To those who fear the current offerings are open to fraud, and that sensible lending practises must be retained regardless of government guarantees, I say this: As a nation, we boast a rich database of intermediaries and advisors. Let’s use them! The skill sets that many of us have acquired over the years will arguably supersede anything that a bank manager, accountant or politician can offer, in terms of a full understanding and comprehensive knowledge of what is a very diverse and complex marketplace. By following a traditional model, where people work with people, the process of gaining access to the best-fit finance will prevail, and the lenders want this too!

Give a lifeline to the forgotten millions

The latest figures estimate that more than 250,000 small businesses are likely to collapse this year alone, and there are about three million self-employed/sole directors who have been excluded from any form of government support.

I’m not for a moment suggesting that all businesses should qualify for support, but ultimately those that do pass the initial stress tests should be given the best chance of survival by making the best-fit finance options available.

All applications can be routed through an army of pre-qualified intermediaries that have been working on the frontline since the banks crashed over a decade ago. Ideally, funding would be provided through grants not debt, but anything is better than nothing at all!
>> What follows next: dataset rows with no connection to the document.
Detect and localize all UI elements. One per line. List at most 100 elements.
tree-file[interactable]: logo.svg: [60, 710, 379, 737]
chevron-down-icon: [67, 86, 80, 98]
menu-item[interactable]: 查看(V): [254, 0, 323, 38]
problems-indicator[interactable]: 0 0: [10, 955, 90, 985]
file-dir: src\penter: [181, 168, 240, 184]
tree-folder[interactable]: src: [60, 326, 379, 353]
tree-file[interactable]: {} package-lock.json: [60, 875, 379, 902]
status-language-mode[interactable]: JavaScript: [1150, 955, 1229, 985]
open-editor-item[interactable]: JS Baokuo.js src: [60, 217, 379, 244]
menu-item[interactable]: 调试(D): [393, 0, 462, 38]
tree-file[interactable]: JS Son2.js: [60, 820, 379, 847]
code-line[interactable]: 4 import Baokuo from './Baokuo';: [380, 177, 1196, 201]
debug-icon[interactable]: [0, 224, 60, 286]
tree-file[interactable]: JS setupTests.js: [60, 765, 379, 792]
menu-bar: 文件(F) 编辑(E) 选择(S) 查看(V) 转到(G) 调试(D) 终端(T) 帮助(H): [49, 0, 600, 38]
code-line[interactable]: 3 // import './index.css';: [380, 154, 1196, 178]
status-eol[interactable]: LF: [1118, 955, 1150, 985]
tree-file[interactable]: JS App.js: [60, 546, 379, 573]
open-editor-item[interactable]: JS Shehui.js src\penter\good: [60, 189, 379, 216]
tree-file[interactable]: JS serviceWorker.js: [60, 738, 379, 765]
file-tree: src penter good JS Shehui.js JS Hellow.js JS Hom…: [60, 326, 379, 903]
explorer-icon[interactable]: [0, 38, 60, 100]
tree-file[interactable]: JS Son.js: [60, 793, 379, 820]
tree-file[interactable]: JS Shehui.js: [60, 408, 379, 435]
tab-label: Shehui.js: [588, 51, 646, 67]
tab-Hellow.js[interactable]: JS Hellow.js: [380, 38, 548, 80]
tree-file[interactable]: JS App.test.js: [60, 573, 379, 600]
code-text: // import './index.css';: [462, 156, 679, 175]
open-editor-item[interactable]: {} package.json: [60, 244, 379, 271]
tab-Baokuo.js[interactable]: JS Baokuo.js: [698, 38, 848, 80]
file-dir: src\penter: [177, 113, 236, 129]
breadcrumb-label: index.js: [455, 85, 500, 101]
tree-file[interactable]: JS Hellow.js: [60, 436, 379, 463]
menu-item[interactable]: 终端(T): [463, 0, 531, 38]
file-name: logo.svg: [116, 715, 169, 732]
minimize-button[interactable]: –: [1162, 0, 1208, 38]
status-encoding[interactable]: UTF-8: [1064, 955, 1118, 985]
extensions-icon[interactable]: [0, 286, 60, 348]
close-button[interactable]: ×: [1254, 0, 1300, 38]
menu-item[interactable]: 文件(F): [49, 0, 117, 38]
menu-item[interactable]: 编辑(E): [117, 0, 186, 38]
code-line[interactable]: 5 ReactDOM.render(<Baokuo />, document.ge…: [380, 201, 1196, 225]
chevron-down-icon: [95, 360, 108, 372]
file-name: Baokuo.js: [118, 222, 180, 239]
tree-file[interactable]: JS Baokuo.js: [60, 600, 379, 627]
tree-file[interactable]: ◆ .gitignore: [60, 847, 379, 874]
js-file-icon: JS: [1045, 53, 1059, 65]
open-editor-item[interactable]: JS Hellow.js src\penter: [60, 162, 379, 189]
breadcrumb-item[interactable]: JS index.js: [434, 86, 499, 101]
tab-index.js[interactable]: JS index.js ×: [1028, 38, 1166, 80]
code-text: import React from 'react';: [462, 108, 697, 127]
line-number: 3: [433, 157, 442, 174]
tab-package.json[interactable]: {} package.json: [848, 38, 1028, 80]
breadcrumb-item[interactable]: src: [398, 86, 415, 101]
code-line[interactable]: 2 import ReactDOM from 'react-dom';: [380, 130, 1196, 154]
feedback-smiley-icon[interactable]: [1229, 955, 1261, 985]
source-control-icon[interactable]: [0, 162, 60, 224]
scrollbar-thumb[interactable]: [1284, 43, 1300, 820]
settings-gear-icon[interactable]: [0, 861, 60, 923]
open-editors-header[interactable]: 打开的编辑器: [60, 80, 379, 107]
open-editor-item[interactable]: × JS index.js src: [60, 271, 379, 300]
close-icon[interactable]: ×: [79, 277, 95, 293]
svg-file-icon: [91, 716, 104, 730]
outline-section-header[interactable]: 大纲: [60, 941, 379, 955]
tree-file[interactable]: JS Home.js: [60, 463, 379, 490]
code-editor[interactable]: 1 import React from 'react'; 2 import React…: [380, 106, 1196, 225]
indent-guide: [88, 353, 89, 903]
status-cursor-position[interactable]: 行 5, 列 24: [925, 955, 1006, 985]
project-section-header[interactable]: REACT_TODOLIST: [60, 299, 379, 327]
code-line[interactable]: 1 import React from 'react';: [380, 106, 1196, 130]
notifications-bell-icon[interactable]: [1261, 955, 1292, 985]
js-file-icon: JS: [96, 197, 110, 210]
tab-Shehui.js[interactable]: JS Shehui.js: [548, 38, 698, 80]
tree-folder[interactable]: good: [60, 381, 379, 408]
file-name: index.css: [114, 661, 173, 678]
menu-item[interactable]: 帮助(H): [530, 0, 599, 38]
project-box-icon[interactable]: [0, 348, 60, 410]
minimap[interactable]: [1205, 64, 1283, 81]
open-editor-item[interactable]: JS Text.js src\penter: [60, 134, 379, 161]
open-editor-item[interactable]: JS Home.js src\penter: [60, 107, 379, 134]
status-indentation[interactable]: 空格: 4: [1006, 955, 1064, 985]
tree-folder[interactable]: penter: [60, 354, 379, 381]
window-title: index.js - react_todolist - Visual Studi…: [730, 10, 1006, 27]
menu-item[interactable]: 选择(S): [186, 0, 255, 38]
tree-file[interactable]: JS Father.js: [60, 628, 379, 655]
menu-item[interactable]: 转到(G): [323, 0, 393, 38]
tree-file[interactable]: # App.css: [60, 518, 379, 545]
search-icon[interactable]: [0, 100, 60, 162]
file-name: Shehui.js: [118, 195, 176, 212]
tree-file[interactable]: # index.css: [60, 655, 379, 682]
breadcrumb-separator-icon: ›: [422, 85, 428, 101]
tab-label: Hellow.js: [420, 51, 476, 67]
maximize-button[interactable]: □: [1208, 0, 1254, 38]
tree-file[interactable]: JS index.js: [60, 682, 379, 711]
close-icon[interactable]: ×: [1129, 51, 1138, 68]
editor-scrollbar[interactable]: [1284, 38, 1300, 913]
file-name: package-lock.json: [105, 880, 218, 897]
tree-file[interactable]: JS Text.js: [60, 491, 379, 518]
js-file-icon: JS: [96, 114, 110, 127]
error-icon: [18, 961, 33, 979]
When I started my small business, the advice from the accountant was that if your business makes no money, then you do not get paid. And that is still relevant today. The system should, therefore, compliment the basic rule of all micro and small businesses owners – that you will earn your living from a humble PAYE salary and a variable dividend can be drawn depending on the profit achieved.

So, what is it all about, Rishi? Why are millions still being treated like tax dodgers? When are they going to be recognised as genuine business professionals that have probably been managing unpredictable cashflows since inception, let alone as of today? How on earth are the forgotten going to survive?

The option of no further support, no extra loan scheme admendments, no limit increase for BBILS, no relaxing of CBILS credit appetites and no lender offering anything sensible unless secured is not worth thinking about. The huge cost to local communities and individual livelihoods continues to make me uncomfortably numb.